Sur un blues nocturne et psychédélique, Morrison livre ici l’une de ses performances vocales les plus troublantes et évocatrices, oscillant entre murmure, menace et poésie brute.

Une version mondiale et engagée

Pour cette nouvelle interprétation, Robby Krieger et John Densmore se sont associés à l’ONG Playing for Change, un projet musical et humaniste qui rassemble et soutient des musiciens du monde entier depuis 2002.

La liste des participants donne le vertige. Aux côtés des deux membres historiques des Doors, on retrouve Lukas Nelson, chargé d’interpréter les parties vocales de Jim Morrison, accompagné de son frère Mikah Nelson — tous deux fils de Willie Nelson et collaborateurs réguliers de Neil Young. Le projet réunit également le producteur Don Was, Rami Jaffee des Foo Fighters, ainsi qu’une mosaïque d’artistes venus des quatre coins du globe.

Parmi eux, les Amérindiens Lakota du Red Cloud Drum Group, le musicien sénégalais Baboulaye Sissokho, ou encore la violoncelliste espagnole Macarena Montesinos. Une véritable traversée culturelle, fidèle à l’esprit originel du morceau.

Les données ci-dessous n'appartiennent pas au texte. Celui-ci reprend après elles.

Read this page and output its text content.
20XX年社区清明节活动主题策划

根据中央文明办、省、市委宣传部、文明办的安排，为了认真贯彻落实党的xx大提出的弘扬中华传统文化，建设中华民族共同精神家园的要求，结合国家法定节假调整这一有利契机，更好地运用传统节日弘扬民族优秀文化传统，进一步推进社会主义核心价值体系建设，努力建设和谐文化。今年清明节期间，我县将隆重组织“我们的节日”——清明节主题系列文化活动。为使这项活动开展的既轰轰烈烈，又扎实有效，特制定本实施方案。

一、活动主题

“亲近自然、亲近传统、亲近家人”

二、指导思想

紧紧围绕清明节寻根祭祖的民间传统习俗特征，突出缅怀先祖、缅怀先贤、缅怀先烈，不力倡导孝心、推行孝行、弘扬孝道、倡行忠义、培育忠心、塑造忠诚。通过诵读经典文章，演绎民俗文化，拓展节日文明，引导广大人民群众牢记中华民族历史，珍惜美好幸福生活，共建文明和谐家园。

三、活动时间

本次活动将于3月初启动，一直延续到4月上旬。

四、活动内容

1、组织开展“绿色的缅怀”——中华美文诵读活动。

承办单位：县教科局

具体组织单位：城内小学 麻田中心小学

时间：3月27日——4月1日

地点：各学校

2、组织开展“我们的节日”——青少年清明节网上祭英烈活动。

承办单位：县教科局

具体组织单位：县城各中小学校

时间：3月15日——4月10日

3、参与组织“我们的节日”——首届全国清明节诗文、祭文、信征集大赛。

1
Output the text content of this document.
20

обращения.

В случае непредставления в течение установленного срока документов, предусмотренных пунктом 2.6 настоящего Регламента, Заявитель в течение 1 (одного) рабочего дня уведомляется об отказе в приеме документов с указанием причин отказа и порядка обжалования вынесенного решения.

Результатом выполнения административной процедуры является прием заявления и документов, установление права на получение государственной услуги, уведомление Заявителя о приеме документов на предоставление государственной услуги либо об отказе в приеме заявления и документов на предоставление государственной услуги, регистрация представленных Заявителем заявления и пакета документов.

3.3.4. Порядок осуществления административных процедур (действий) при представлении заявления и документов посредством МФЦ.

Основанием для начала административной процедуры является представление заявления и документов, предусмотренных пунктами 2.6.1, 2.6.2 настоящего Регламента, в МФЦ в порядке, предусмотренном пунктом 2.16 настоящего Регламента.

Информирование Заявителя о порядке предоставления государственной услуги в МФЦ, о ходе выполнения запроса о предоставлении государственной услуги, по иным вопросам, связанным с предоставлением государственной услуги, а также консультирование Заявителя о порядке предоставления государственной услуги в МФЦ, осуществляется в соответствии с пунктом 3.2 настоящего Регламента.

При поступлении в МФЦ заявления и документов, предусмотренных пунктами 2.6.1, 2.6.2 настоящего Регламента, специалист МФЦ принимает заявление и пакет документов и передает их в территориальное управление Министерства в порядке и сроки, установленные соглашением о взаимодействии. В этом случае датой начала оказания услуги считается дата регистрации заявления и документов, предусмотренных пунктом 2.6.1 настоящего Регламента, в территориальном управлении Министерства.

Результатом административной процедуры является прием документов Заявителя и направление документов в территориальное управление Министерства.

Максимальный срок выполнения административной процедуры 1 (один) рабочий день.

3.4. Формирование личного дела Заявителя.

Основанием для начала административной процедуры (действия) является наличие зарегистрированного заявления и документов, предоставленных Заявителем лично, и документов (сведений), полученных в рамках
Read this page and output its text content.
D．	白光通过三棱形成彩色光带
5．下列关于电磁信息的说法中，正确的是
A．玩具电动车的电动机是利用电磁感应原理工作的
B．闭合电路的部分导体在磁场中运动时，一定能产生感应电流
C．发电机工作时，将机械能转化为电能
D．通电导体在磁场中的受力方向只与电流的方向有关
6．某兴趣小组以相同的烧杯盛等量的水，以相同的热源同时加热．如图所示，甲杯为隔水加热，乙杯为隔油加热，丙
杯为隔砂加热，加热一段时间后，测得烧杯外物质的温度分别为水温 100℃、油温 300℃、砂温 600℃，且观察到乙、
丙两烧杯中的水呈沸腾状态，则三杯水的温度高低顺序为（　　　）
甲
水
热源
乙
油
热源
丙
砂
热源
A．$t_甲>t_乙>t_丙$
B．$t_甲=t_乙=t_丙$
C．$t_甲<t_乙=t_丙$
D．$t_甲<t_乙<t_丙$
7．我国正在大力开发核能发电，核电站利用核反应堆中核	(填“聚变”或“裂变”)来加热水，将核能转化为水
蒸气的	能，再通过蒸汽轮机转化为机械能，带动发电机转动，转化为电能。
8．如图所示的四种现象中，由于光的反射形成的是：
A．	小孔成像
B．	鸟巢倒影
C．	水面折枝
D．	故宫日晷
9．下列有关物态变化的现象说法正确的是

« L’idée de Playing for Change est de montrer au public comment toutes les cultures du monde utilisent la musique pour améliorer leur vie et de se souvenir à quel point nous sommes tous liés », explique Mark Johnson, fondateur de l’ONG et commissaire du projet.

Robby Krieger ajoute :

« Voir autant d’artistes du monde entier se réunir autour de cette chanson est très important pour Jim et pour The Doors. La musique joue un rôle essentiel pour rassembler les gens. »

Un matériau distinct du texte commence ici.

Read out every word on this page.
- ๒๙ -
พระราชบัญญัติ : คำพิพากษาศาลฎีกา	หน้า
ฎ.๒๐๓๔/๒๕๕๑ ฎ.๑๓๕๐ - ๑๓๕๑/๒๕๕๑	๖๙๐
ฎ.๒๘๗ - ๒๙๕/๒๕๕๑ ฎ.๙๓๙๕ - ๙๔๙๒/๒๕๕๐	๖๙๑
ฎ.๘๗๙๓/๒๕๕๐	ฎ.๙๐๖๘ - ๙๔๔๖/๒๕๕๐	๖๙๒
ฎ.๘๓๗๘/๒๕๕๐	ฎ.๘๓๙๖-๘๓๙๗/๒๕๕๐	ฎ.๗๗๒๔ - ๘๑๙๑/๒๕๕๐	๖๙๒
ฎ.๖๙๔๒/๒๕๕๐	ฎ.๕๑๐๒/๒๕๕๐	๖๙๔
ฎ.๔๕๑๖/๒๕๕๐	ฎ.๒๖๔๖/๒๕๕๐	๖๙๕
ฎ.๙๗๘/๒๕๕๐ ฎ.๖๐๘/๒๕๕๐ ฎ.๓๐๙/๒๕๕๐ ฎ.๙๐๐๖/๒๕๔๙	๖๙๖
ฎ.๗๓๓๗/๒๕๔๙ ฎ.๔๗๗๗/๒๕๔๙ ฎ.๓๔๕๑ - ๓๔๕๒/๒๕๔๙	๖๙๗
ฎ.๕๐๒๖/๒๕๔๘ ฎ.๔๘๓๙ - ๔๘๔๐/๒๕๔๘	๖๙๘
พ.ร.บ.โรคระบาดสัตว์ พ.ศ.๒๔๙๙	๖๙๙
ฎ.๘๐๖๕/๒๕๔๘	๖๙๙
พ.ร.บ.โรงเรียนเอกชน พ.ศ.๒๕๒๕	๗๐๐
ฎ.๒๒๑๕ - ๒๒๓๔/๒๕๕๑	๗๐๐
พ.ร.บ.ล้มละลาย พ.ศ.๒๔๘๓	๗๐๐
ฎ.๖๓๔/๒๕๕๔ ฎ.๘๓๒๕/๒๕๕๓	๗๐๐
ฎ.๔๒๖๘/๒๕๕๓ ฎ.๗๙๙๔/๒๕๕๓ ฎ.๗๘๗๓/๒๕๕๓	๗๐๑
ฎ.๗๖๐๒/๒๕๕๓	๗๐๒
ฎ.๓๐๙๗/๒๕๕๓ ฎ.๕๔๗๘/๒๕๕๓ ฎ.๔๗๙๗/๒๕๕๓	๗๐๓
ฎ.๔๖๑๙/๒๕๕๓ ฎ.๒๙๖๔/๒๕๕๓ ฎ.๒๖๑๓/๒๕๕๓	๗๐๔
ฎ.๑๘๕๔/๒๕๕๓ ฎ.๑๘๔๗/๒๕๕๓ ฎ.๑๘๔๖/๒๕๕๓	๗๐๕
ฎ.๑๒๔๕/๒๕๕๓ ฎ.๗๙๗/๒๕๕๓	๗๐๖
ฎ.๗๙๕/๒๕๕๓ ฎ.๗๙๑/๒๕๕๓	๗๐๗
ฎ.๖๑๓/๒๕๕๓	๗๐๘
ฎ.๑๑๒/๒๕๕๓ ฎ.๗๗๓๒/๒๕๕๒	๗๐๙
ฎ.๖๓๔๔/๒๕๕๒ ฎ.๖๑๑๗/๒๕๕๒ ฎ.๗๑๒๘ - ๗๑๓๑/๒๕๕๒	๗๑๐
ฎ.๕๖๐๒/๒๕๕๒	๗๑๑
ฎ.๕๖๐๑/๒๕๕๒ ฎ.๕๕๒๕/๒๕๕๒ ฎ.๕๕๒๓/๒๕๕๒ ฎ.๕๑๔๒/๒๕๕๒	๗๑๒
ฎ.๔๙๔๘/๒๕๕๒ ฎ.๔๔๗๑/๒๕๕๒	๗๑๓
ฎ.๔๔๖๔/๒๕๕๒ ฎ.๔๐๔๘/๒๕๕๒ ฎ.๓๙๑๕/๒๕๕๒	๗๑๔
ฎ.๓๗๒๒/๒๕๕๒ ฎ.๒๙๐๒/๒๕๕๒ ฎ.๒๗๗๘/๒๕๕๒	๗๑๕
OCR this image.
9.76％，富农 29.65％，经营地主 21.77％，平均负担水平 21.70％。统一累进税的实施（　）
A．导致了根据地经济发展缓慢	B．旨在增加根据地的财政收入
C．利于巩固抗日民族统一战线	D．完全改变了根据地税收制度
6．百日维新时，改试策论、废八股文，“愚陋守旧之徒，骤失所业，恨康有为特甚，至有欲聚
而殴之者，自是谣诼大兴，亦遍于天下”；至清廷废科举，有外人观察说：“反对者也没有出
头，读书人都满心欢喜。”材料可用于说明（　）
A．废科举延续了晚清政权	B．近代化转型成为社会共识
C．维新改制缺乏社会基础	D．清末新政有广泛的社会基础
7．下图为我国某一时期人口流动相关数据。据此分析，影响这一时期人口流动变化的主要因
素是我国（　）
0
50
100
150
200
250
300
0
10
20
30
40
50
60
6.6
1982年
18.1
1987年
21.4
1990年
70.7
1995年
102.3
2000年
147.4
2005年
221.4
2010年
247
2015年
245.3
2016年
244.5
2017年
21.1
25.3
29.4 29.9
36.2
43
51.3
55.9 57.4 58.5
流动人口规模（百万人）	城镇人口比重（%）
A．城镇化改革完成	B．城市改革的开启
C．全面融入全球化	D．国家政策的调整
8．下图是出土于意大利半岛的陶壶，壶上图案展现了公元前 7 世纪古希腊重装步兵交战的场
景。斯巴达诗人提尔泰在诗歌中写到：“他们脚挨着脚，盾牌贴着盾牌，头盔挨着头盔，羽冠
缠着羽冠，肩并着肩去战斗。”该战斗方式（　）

Quand la tempête devient universelle

Avec cette nouvelle version de « Riders on the Storm », The Doors ne regardent pas simplement dans le rétroviseur. Ils rappellent que la musique peut encore être un langage universel, un pont entre les cultures, une force de communion.

Plus qu’une reprise, c’est un hommage vivant, une tempête qui continue de gronder — portée par l’héritage de Jim Morrison, et par la certitude que certaines chansons ne meurent jamais.